Wednesday, February 13, 2008

Lent must be all about SOUP.....


Did you know that if you google "LENT IS ABOUT SOUP", there are 901,000 sites you could visit that have something to do with that??

I betcha that if you were able to go to ANY church during Lent, you'd find they had soup to eat for many of their Lenten meals. There are Wednesday Soup Lunches & Devotions; Lenten Evening Soup Supper/Video Series; Soup/Stations Fridays; Soup & Salad Fund Raisers; Meatless Soup Recipes for Lent; My Big Fat Greek Lentil Soup; Soup and Sustenance; Soup Kitchens for the Hungry & Homeless; and more! I even read where the Greeks eat a soup made from lambs' innards, magritsa, on Easter Sunday...ewwwwwwwwww!!

It seems our Lenten Journey would be stiffled if not for SOUP! Must make Campbells Soup stock holders happy, eh? *L*

Heck, there is so much soup consumed during Lent I imagine the Three Bears would have not only been complaining about their porridge, "It's too hot! It's too cold! It's just right!", but also complaining, "What?? Soup/Porridge AGAIN??"

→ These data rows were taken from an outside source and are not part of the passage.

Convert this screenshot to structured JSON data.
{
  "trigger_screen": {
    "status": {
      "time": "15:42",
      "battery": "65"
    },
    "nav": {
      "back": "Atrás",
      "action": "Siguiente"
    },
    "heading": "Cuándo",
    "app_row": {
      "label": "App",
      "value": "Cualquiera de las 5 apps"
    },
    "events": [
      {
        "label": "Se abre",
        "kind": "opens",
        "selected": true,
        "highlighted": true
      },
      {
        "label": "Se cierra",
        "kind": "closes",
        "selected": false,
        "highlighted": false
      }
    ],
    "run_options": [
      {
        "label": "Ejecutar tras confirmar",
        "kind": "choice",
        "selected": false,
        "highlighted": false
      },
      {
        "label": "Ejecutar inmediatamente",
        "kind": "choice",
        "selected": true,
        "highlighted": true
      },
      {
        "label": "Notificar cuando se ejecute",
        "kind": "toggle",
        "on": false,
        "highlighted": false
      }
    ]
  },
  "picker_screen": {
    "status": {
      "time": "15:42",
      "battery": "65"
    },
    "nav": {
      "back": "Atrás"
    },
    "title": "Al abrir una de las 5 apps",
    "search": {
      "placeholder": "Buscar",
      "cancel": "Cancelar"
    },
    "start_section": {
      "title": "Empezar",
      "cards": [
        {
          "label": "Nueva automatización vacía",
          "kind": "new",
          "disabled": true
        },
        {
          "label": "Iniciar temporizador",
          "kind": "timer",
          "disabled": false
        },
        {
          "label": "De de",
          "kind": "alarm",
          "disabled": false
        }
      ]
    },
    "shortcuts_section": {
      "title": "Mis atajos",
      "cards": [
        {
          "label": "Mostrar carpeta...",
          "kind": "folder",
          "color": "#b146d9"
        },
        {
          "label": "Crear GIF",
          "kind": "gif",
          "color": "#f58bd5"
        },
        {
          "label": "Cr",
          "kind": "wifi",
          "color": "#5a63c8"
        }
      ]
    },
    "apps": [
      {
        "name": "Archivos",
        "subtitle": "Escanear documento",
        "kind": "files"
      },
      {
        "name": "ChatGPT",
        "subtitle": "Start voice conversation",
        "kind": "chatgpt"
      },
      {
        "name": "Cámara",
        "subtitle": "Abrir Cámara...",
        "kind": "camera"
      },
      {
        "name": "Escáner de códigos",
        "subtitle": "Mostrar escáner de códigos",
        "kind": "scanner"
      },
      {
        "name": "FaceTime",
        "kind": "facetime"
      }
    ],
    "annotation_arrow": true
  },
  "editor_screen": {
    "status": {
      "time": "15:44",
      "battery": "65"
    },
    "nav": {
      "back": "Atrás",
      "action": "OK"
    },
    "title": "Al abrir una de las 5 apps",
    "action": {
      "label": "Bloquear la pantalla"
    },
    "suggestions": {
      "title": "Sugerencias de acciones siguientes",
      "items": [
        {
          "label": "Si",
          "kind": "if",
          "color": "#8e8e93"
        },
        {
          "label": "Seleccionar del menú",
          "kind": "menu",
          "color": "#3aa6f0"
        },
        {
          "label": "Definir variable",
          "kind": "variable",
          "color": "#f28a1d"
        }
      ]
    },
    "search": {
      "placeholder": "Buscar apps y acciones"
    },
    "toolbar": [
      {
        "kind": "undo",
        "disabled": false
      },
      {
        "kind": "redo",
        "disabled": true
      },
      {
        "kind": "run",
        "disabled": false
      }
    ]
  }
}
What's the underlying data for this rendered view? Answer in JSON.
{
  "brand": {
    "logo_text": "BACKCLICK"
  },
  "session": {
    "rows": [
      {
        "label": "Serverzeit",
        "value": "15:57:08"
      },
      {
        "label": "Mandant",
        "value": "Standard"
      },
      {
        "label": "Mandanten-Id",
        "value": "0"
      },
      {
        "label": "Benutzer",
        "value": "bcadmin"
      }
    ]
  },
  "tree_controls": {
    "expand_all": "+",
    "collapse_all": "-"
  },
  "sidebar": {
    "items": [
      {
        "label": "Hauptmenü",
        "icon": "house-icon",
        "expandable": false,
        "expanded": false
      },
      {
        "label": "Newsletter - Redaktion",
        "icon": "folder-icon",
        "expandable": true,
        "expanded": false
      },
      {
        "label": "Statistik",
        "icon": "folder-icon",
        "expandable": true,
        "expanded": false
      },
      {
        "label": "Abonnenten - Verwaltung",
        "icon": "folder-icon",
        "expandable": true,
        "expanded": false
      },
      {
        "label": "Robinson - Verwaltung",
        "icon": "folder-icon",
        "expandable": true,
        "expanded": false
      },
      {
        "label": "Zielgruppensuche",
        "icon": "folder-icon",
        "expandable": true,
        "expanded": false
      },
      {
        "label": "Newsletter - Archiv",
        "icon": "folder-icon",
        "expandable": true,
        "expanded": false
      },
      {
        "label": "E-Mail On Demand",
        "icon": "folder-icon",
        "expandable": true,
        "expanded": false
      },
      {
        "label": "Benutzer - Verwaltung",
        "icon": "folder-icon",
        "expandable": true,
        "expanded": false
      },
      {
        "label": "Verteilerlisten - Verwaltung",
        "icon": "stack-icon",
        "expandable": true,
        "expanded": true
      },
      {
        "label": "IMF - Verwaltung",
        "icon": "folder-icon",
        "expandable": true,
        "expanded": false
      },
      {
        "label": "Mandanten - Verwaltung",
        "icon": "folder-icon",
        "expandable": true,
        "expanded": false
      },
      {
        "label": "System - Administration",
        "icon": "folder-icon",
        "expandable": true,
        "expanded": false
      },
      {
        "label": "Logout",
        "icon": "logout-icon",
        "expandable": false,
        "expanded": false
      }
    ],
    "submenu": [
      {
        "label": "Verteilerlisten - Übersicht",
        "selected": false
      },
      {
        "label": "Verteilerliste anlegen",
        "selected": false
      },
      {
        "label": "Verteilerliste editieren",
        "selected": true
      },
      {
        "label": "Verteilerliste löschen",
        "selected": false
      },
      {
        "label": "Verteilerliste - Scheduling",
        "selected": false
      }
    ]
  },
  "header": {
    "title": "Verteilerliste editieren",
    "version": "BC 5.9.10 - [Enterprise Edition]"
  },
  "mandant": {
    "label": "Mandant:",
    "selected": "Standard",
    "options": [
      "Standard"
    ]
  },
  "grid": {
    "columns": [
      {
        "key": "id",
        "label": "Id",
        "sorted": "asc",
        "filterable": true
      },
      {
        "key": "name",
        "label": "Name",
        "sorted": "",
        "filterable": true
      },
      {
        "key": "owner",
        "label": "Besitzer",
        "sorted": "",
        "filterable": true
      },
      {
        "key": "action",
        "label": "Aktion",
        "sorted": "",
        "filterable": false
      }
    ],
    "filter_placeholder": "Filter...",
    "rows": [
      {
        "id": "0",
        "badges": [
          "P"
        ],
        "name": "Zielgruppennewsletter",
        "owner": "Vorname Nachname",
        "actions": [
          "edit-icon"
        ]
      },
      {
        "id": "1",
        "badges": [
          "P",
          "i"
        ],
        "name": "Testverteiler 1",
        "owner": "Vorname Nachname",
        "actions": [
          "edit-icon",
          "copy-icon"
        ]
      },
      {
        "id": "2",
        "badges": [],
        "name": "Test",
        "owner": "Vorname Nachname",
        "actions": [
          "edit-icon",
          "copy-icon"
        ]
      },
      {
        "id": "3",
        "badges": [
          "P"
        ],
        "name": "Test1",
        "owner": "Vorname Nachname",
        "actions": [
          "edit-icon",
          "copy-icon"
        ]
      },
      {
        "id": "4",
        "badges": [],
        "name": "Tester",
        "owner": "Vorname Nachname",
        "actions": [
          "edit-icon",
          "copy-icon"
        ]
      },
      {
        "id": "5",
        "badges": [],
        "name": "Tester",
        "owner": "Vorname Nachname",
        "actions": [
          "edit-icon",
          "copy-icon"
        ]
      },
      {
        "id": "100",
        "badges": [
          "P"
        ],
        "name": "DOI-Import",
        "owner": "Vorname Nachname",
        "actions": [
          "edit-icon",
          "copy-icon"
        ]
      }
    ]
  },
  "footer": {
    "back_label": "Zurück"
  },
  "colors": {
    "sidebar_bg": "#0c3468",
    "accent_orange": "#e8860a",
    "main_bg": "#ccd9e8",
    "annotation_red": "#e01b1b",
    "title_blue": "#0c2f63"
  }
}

Remember this from your childhood?
Pease porridge hot, pease porridge cold
Pease porridge in a pot, nine days old.
Some like it hot, some like it cold.
Some like it in the pot, nine days old.


Most people are familiar with the age-old nursery rhyme, and many have wondered, “Just what exactly is pease porridge?” For that matter, who would like the stuff after nine days in the pot? Not to mention perhaps having to eat it for 40 days during Lent! *L*

Pease porridge, was a form of split pea soup. In Britain and elsewhere, dried pease, or peas, were added along with seasonings to water and hung to simmer in a kettle over a fire. Vegetables were added as available, and sometimes the pease porridge was flavored with bacon or salt pork. At the end of the day, the pease porridge cooled and thickened, remaining in the pot to congeal. Eaten cold and thick the next morning, water and additional vegetables might be added, to thin out and extend the porridge for that day’s meals, and so on for the next day and the next and the next. It’s conceivable that the pease porridge in the pot would indeed be a few days old or more by the time it was finished off, or finally given up on and fed to the pigs, or thrown out when Lent ended.. *L*

I wonder if they got "free days" on Sundays in Lent and didn't hafta eat pease porridge then?? Things that go thru my mind...ha ha!

Anyway...now that I have self-examined soup this afternoon, while cooking soup for our Wed. Evening Lenten Series tonite at Church, I guess I should really focus on my own self examination and see why it is I do the things I do, or leave undone things I should get done, or I should go and reconcile myself to my "neighbor", and all those things I know would benefit not only myself, but those around me... Lord, in Your Mercy, hear my prayer.

1 comment:

sarvistree said...

Roberta,

My wife Lois and I often go to St Elizabeth Seton RC Church for their Friday evening fish dinners during Lent. We frequently join up with other couples from our Brethren Church. It just feels right!